Today marks the start of a series of paid screenings of the Japanese Film Festival, which if you do not already know comes in two parts, the first being the free ones that celebrate the classics and masters of Japanese cinema. The contemporary offerings get its air time now, and in this year's selection comes a number of films programmed from Japan's oldest film festival, the PIA Film Fest. I haven't seen a film coming out of that festival till now, and if this film is any indication on the kind of quality we could be expecting over the next few days, then I can't wait!
Written and directed by Kenji Uchida, A Stranger of Mine begins with what I thought would have made it a fine romantic film. Maki (Reika Kirishima) decides to leave her cheating fiance, and pawns her engagement ring for 3500 Yen. Literally packing up all her troubles in an old kit bag, she wonders about town alone and dejected, wallowing in self pity before finally ending up in a restaurant where Kanda (So Yamanaka) is reminding Miyata (Yasuhi Nakamura) that age is catching up on the latter and that he should forget about Ayumi (Yuka Itaya) the girl who had dumped him. A coincidental meeting of someone from the opposite sex is just about never going to happen to people over 30 years of age and to create an opportunity for his friend, Kanda gets Maki to sit with them before he disappears, leaving the two strangers to sink or swim with their new found acquaintance.
So begins what would be an episode of emotional connection through awkward conversations going nowhere before some certainty in a friendship emerges, and from then on I thought it's about two broken, lonely souls connecting and rediscovering the beauty of being in a relationship should they take the leap of faith together. In some ways their conversations around town hints at Richard Linklater's Before Sunrise/Sunset, and some of the most beautiful love stories can actually happen in the simplest fashion with two interacting lead characters when their conversational pieces strike a chord emotionally between themselves and with an audience who identify with the topics at hand.
Hold you horses, buster, it is not this film! Uchida throws all that romanticism out of the window, and opts for a filmic romanticism of the non-linear narrative, where this film is not about two lonely, broken souls, but about 5 persons in total, offering a lot more to the entire story with the respective character arcs that enriches the entire story unfolding a series of events in 24 hours, giving us the expose on who the characters actually are, probing their intent and providing a multi-faceted look at their motivations, some uncanny, mostly comedic, some hopeful, while others scheming.

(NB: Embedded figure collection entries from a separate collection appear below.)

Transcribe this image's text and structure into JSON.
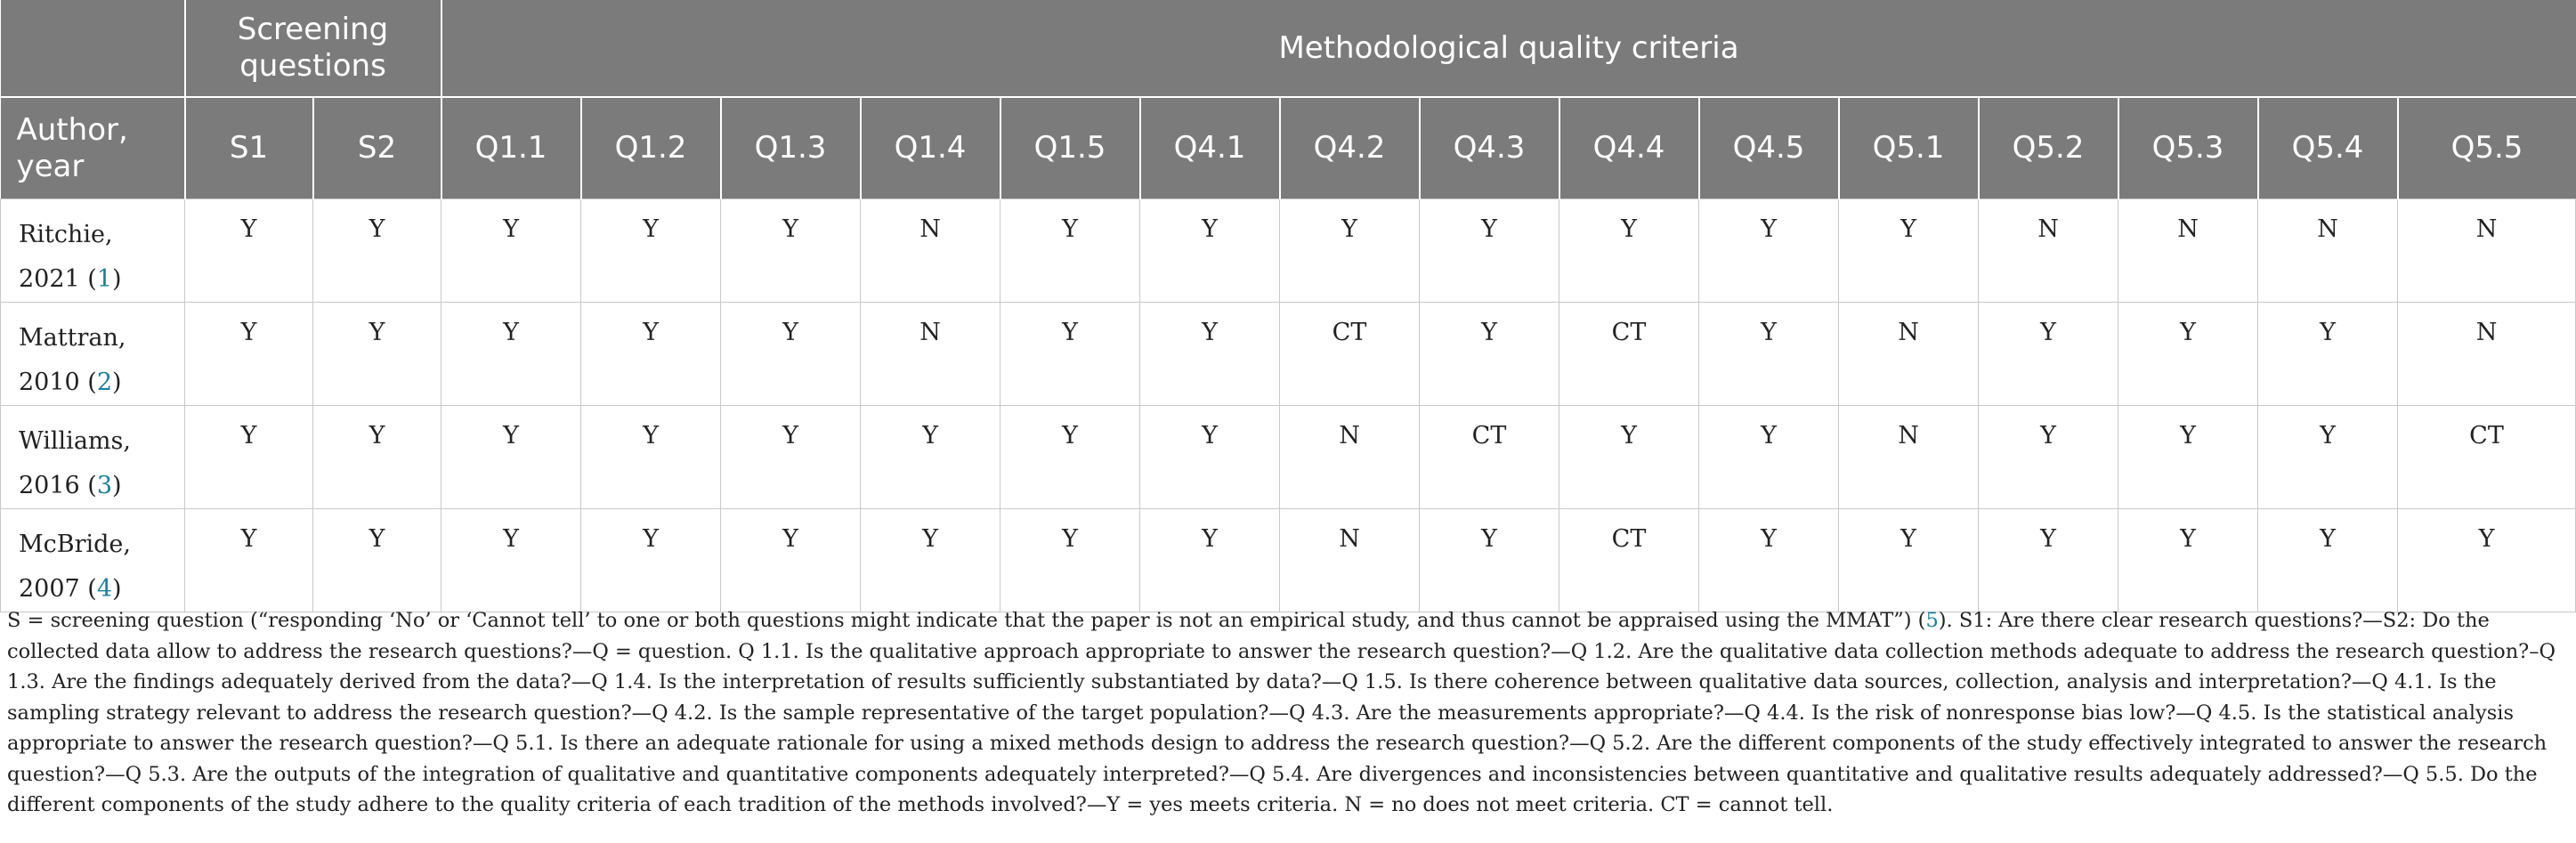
{
  "header": {
    "group1": "",
    "group2": "Screening questions",
    "group3": "Methodological quality criteria",
    "author_col": "Author, year"
  },
  "columns": [
    "S1",
    "S2",
    "Q1.1",
    "Q1.2",
    "Q1.3",
    "Q1.4",
    "Q1.5",
    "Q4.1",
    "Q4.2",
    "Q4.3",
    "Q4.4",
    "Q4.5",
    "Q5.1",
    "Q5.2",
    "Q5.3",
    "Q5.4",
    "Q5.5"
  ],
  "rows": [
    {
      "author": "Ritchie, 2021",
      "ref": "1",
      "values": [
        "Y",
        "Y",
        "Y",
        "Y",
        "Y",
        "N",
        "Y",
        "Y",
        "Y",
        "Y",
        "Y",
        "Y",
        "Y",
        "N",
        "N",
        "N",
        "N"
      ]
    },
    {
      "author": "Mattran, 2010",
      "ref": "2",
      "values": [
        "Y",
        "Y",
        "Y",
        "Y",
        "Y",
        "N",
        "Y",
        "Y",
        "CT",
        "Y",
        "CT",
        "Y",
        "N",
        "Y",
        "Y",
        "Y",
        "N"
      ]
    },
    {
      "author": "Williams, 2016",
      "ref": "3",
      "values": [
        "Y",
        "Y",
        "Y",
        "Y",
        "Y",
        "Y",
        "Y",
        "Y",
        "N",
        "CT",
        "Y",
        "Y",
        "N",
        "Y",
        "Y",
        "Y",
        "CT"
      ]
    },
    {
      "author": "McBride, 2007",
      "ref": "4",
      "values": [
        "Y",
        "Y",
        "Y",
        "Y",
        "Y",
        "Y",
        "Y",
        "Y",
        "N",
        "Y",
        "CT",
        "Y",
        "Y",
        "Y",
        "Y",
        "Y",
        "Y"
      ]
    }
  ],
  "footnote": {
    "part1": "S = screening question (“responding ‘No’ or ‘Cannot tell’ to one or both questions might indicate that the paper is not an empirical study, and thus cannot be appraised using the MMAT”) (",
    "ref": "5",
    "part2": "). S1: Are there clear research questions?—S2: Do the collected data allow to address the research questions?—Q = question. Q 1.1. Is the qualitative approach appropriate to answer the research question?—Q 1.2. Are the qualitative data collection methods adequate to address the research question?–Q 1.3. Are the findings adequately derived from the data?—Q 1.4. Is the interpretation of results sufficiently substantiated by data?—Q 1.5. Is there coherence between qualitative data sources, collection, analysis and interpretation?—Q 4.1. Is the sampling strategy relevant to address the research question?—Q 4.2. Is the sample representative of the target population?—Q 4.3. Are the measurements appropriate?—Q 4.4. Is the risk of nonresponse bias low?—Q 4.5. Is the statistical analysis appropriate to answer the research question?—Q 5.1. Is there an adequate rationale for using a mixed methods design to address the research question?—Q 5.2. Are the different components of the study effectively integrated to answer the research question?—Q 5.3. Are the outputs of the integration of qualitative and quantitative components adequately interpreted?—Q 5.4. Are divergences and inconsistencies between quantitative and qualitative results adequately addressed?—Q 5.5. Do the different components of the study adhere to the quality criteria of each tradition of the methods involved?—Y = yes meets criteria. N = no does not meet criteria. CT = cannot tell."
  }
}
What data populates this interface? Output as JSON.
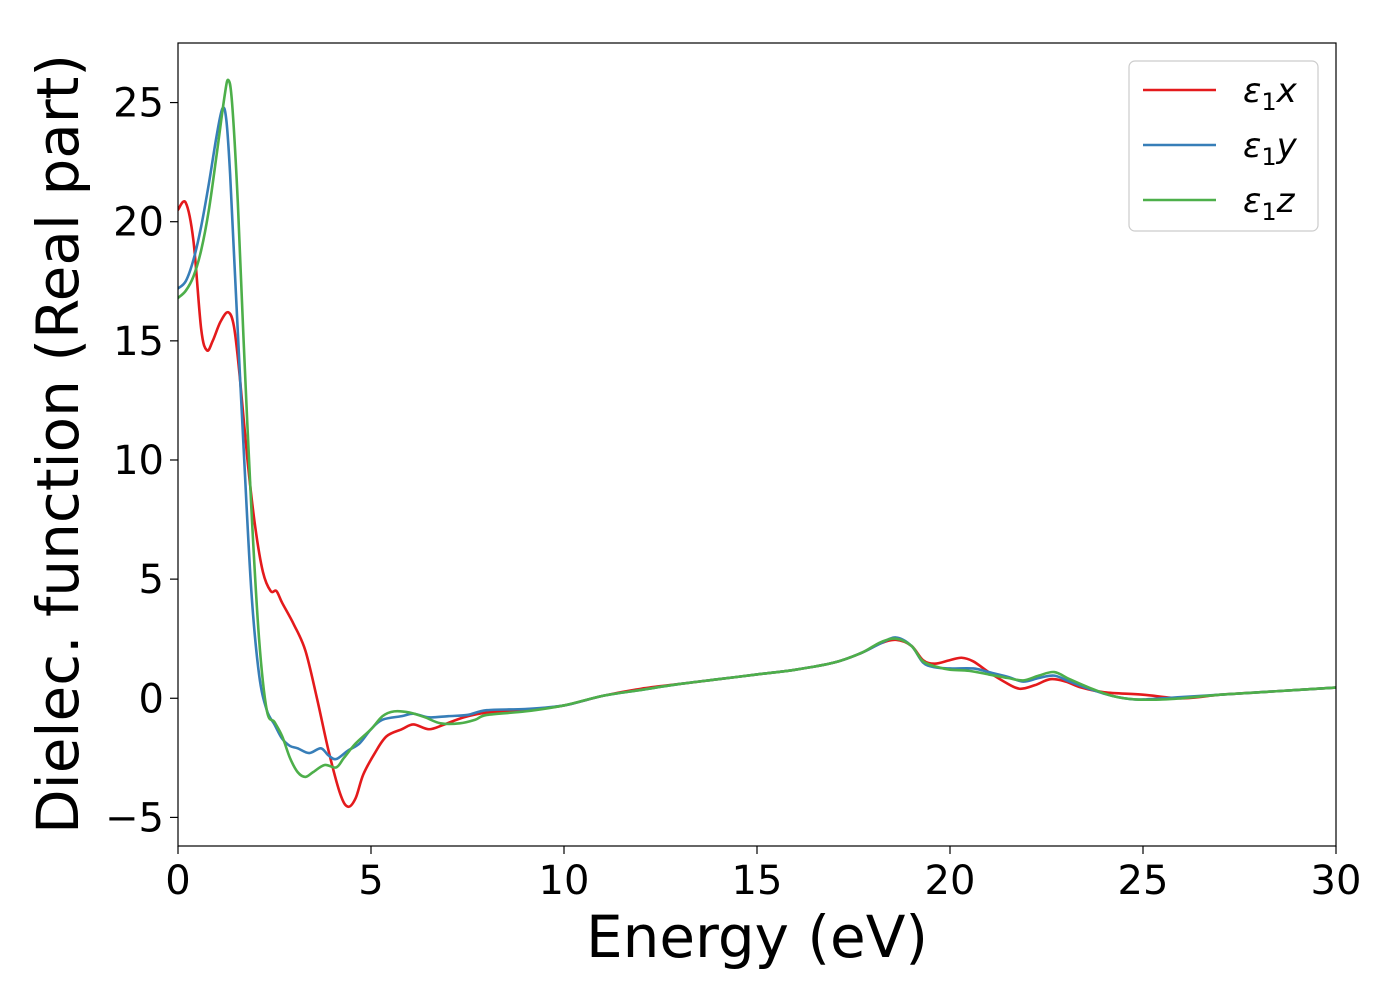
{
  "chart_data": {
    "type": "line",
    "xlabel": "Energy (eV)",
    "ylabel": "Dielec. function (Real part)",
    "xlim": [
      0,
      30
    ],
    "ylim": [
      -6.2,
      27.5
    ],
    "xticks": [
      0,
      5,
      10,
      15,
      20,
      25,
      30
    ],
    "yticks": [
      -5,
      0,
      5,
      10,
      15,
      20,
      25
    ],
    "xtick_labels": [
      "0",
      "5",
      "10",
      "15",
      "20",
      "25",
      "30"
    ],
    "ytick_labels": [
      "−5",
      "0",
      "5",
      "10",
      "15",
      "20",
      "25"
    ],
    "grid": false,
    "legend_position": "top-right",
    "series": [
      {
        "name": "ε1x",
        "name_base": "ε",
        "name_sub": "1",
        "name_suffix": "x",
        "color": "#e41a1c",
        "points": [
          [
            0,
            20.5
          ],
          [
            0.2,
            20.8
          ],
          [
            0.4,
            19.2
          ],
          [
            0.6,
            15.5
          ],
          [
            0.75,
            14.6
          ],
          [
            0.9,
            15.0
          ],
          [
            1.1,
            15.8
          ],
          [
            1.3,
            16.2
          ],
          [
            1.45,
            15.6
          ],
          [
            1.6,
            13.5
          ],
          [
            1.8,
            10.0
          ],
          [
            2.0,
            7.2
          ],
          [
            2.2,
            5.3
          ],
          [
            2.4,
            4.5
          ],
          [
            2.55,
            4.5
          ],
          [
            2.7,
            4.0
          ],
          [
            3.0,
            3.1
          ],
          [
            3.3,
            2.0
          ],
          [
            3.6,
            0.0
          ],
          [
            3.9,
            -2.2
          ],
          [
            4.2,
            -4.0
          ],
          [
            4.4,
            -4.55
          ],
          [
            4.6,
            -4.2
          ],
          [
            4.8,
            -3.2
          ],
          [
            5.1,
            -2.3
          ],
          [
            5.4,
            -1.6
          ],
          [
            5.8,
            -1.3
          ],
          [
            6.1,
            -1.1
          ],
          [
            6.5,
            -1.3
          ],
          [
            6.9,
            -1.1
          ],
          [
            7.4,
            -0.8
          ],
          [
            8.0,
            -0.6
          ],
          [
            9.0,
            -0.5
          ],
          [
            10.0,
            -0.3
          ],
          [
            11.0,
            0.1
          ],
          [
            12.0,
            0.4
          ],
          [
            13.0,
            0.6
          ],
          [
            14.0,
            0.8
          ],
          [
            15.0,
            1.0
          ],
          [
            16.0,
            1.2
          ],
          [
            17.0,
            1.5
          ],
          [
            17.7,
            1.9
          ],
          [
            18.2,
            2.3
          ],
          [
            18.6,
            2.45
          ],
          [
            19.0,
            2.2
          ],
          [
            19.3,
            1.6
          ],
          [
            19.6,
            1.45
          ],
          [
            20.0,
            1.6
          ],
          [
            20.3,
            1.7
          ],
          [
            20.6,
            1.55
          ],
          [
            21.0,
            1.1
          ],
          [
            21.4,
            0.7
          ],
          [
            21.8,
            0.4
          ],
          [
            22.2,
            0.55
          ],
          [
            22.6,
            0.8
          ],
          [
            23.0,
            0.7
          ],
          [
            23.4,
            0.45
          ],
          [
            24.0,
            0.25
          ],
          [
            25.0,
            0.15
          ],
          [
            26.0,
            0.0
          ],
          [
            27.0,
            0.15
          ],
          [
            28.0,
            0.25
          ],
          [
            29.0,
            0.35
          ],
          [
            30.0,
            0.45
          ]
        ]
      },
      {
        "name": "ε1y",
        "name_base": "ε",
        "name_sub": "1",
        "name_suffix": "y",
        "color": "#377eb8",
        "points": [
          [
            0,
            17.2
          ],
          [
            0.2,
            17.5
          ],
          [
            0.4,
            18.4
          ],
          [
            0.6,
            19.8
          ],
          [
            0.8,
            21.6
          ],
          [
            1.0,
            23.6
          ],
          [
            1.15,
            24.75
          ],
          [
            1.25,
            24.3
          ],
          [
            1.35,
            22.0
          ],
          [
            1.5,
            17.0
          ],
          [
            1.7,
            10.5
          ],
          [
            1.9,
            4.5
          ],
          [
            2.1,
            1.0
          ],
          [
            2.3,
            -0.5
          ],
          [
            2.5,
            -1.1
          ],
          [
            2.7,
            -1.7
          ],
          [
            2.9,
            -2.0
          ],
          [
            3.1,
            -2.1
          ],
          [
            3.4,
            -2.3
          ],
          [
            3.7,
            -2.1
          ],
          [
            3.9,
            -2.4
          ],
          [
            4.1,
            -2.55
          ],
          [
            4.4,
            -2.2
          ],
          [
            4.7,
            -1.9
          ],
          [
            5.0,
            -1.3
          ],
          [
            5.3,
            -0.9
          ],
          [
            5.8,
            -0.75
          ],
          [
            6.1,
            -0.65
          ],
          [
            6.5,
            -0.8
          ],
          [
            7.0,
            -0.75
          ],
          [
            7.5,
            -0.7
          ],
          [
            8.0,
            -0.5
          ],
          [
            9.0,
            -0.45
          ],
          [
            10.0,
            -0.3
          ],
          [
            11.0,
            0.1
          ],
          [
            12.0,
            0.35
          ],
          [
            13.0,
            0.6
          ],
          [
            14.0,
            0.8
          ],
          [
            15.0,
            1.0
          ],
          [
            16.0,
            1.2
          ],
          [
            17.0,
            1.5
          ],
          [
            17.7,
            1.9
          ],
          [
            18.2,
            2.3
          ],
          [
            18.6,
            2.55
          ],
          [
            19.0,
            2.2
          ],
          [
            19.3,
            1.5
          ],
          [
            19.6,
            1.3
          ],
          [
            20.0,
            1.25
          ],
          [
            20.6,
            1.25
          ],
          [
            21.0,
            1.1
          ],
          [
            21.5,
            0.9
          ],
          [
            21.9,
            0.7
          ],
          [
            22.3,
            0.85
          ],
          [
            22.7,
            0.95
          ],
          [
            23.1,
            0.7
          ],
          [
            23.6,
            0.4
          ],
          [
            24.2,
            0.1
          ],
          [
            24.8,
            -0.05
          ],
          [
            25.5,
            0.0
          ],
          [
            26.0,
            0.05
          ],
          [
            27.0,
            0.15
          ],
          [
            28.0,
            0.25
          ],
          [
            29.0,
            0.35
          ],
          [
            30.0,
            0.45
          ]
        ]
      },
      {
        "name": "ε1z",
        "name_base": "ε",
        "name_sub": "1",
        "name_suffix": "z",
        "color": "#4daf4a",
        "points": [
          [
            0,
            16.8
          ],
          [
            0.2,
            17.1
          ],
          [
            0.4,
            17.7
          ],
          [
            0.6,
            18.8
          ],
          [
            0.8,
            20.5
          ],
          [
            1.0,
            22.8
          ],
          [
            1.2,
            25.2
          ],
          [
            1.3,
            25.95
          ],
          [
            1.4,
            25.0
          ],
          [
            1.55,
            20.8
          ],
          [
            1.7,
            15.0
          ],
          [
            1.9,
            8.0
          ],
          [
            2.1,
            2.5
          ],
          [
            2.3,
            -0.5
          ],
          [
            2.5,
            -1.0
          ],
          [
            2.7,
            -1.6
          ],
          [
            2.9,
            -2.5
          ],
          [
            3.1,
            -3.1
          ],
          [
            3.3,
            -3.3
          ],
          [
            3.5,
            -3.1
          ],
          [
            3.8,
            -2.8
          ],
          [
            4.1,
            -2.9
          ],
          [
            4.3,
            -2.5
          ],
          [
            4.6,
            -1.9
          ],
          [
            5.0,
            -1.3
          ],
          [
            5.3,
            -0.75
          ],
          [
            5.6,
            -0.55
          ],
          [
            6.0,
            -0.6
          ],
          [
            6.4,
            -0.8
          ],
          [
            6.8,
            -1.05
          ],
          [
            7.3,
            -1.05
          ],
          [
            7.7,
            -0.9
          ],
          [
            8.0,
            -0.7
          ],
          [
            9.0,
            -0.55
          ],
          [
            10.0,
            -0.3
          ],
          [
            11.0,
            0.1
          ],
          [
            12.0,
            0.35
          ],
          [
            13.0,
            0.6
          ],
          [
            14.0,
            0.8
          ],
          [
            15.0,
            1.0
          ],
          [
            16.0,
            1.2
          ],
          [
            17.0,
            1.5
          ],
          [
            17.7,
            1.9
          ],
          [
            18.2,
            2.35
          ],
          [
            18.6,
            2.5
          ],
          [
            19.0,
            2.2
          ],
          [
            19.3,
            1.55
          ],
          [
            19.7,
            1.3
          ],
          [
            20.0,
            1.2
          ],
          [
            20.5,
            1.15
          ],
          [
            21.0,
            1.0
          ],
          [
            21.5,
            0.85
          ],
          [
            21.9,
            0.75
          ],
          [
            22.3,
            0.95
          ],
          [
            22.7,
            1.1
          ],
          [
            23.1,
            0.8
          ],
          [
            23.6,
            0.45
          ],
          [
            24.2,
            0.1
          ],
          [
            24.8,
            -0.05
          ],
          [
            25.5,
            -0.05
          ],
          [
            26.0,
            0.0
          ],
          [
            27.0,
            0.15
          ],
          [
            28.0,
            0.25
          ],
          [
            29.0,
            0.35
          ],
          [
            30.0,
            0.45
          ]
        ]
      }
    ]
  }
}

I'm all for non-linear narrative films, and am a sucker for them actually because of the way the filmmaker keeps you in suspense for the most parts, before slowly revealing the plot in a way that adds a little something to the film. This revelation doesn't need to be linear as well, and has to be done with skill so that the individual segments still made sense, is self-contained to tell a sub-story, and yet easy enough for an audience to pick up on certain cues meant to glue the rest of the segments together. Uchida succeeds on all counts, and what finally got delivered is a romantic comedy with characters we care for, even if they are fearsome gangsters, scheming fatales or wimpy nerds.
Just what about happens in the rest of the film best remains to be experienced yourself, so I'm going to keep mum about it. But I assure you that after Fish Story, this merits itself as one of the highlights of the festival experience thus far, and I'd enjoy a good madcap caper or two that demonstrated how the most innocuous of intent, with that proverbial suitcase of money and the necessity of Asian society and in general people across the board, to place a premium on face, and the saving of it. Certainly these were elements enough for Uchida to imaginatively craft a tale out of, and out came this superb film as a result.
As a character mentioned early in the film that nothing is coincidental, take it as a cue of what is on offer in the film, where you'd come to appreciate the intricacies of the storyline where every incident happens with purpose, makes sense and provides a lot of fun when the cat is let out of the bag, right up until the end credits, and more. It worked perfectly when a friend quipped “like that only ah”” and the end credit surprise came up for that coda. Made his day, and mine definitely.